OF FUNCTION IN THE NERVOUS SYSTEM
DIVISION OF LABOR.--Division of labor is the law in the organic world as
in the industrial. Animals of the lowest type, such as the amoeba, do
not have separate organs for respiration, digestion, assimilation,
elimination, etc., the one tissue performing all of these functions. But
in the higher forms each organ not only has its own specific work, but
even within the same organ each part has its own particular function
assigned. Thus we have seen that the two parts of the neurone probably
perform different functions, the cells generating energy and the fibers
transmitting it.
It will not seem strange, then, that there is also a division of labor
in the cellular matter itself in the nervous system. For example, the
little masses of ganglia which are distributed at intervals along the
nerves are probably for the purpose of reenforcing the nerve current,
much as the battery cells in the local telegraph office reenforce the
current from the central office. The cellular matter in the spinal cord
and lower parts of the brain has a very important work to perform in
receiving messages from the senses and responding to them in directing
the simpler reflex acts and movements which we learn to execute without
our consciousness being called upon, thus leaving the mind free from
these petty things to busy itself in higher ways. The cellular matter of
the cortex performs the highest functions of all, for through its
activity we have consciousness.
[Illustration: FIG. 13.--Side view of left hemisphere of human brain,
showing the principal localized areas.]
The gray matter of the cerebellum, the medulla, and the cord may receive
impressions from the senses and respond to them with movements, but
their response is in all cases wholly automatic and unconscious.
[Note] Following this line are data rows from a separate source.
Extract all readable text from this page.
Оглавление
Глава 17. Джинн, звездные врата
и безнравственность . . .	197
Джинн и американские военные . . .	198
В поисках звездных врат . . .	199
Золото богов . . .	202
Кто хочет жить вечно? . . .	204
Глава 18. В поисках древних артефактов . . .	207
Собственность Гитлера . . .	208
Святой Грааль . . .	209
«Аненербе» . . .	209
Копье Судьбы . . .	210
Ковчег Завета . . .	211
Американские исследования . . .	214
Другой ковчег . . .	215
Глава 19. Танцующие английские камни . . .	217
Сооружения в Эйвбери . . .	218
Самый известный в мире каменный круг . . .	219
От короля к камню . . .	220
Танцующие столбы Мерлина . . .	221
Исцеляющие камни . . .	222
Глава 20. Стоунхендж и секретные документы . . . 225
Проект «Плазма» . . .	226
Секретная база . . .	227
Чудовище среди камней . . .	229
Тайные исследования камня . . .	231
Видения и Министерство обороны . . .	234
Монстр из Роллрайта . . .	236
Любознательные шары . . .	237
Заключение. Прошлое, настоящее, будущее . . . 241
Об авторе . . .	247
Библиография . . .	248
A
person whose hemispheres had been injured in such a way as to interfere
with the activity of the cortex might still continue to perform most if
not all of the habitual movements of his life, but they would be
mechanical and not intelligent. He would lack all higher consciousness.
It is through the activity of this thin covering of cellular matter of
the cerebrum, the _cortex_, that our minds operate; here are received
stimuli from the different senses, and here sensations are experienced.
Here all our movements which are consciously directed have their origin.
And here all our thinking, feeling, and willing are done.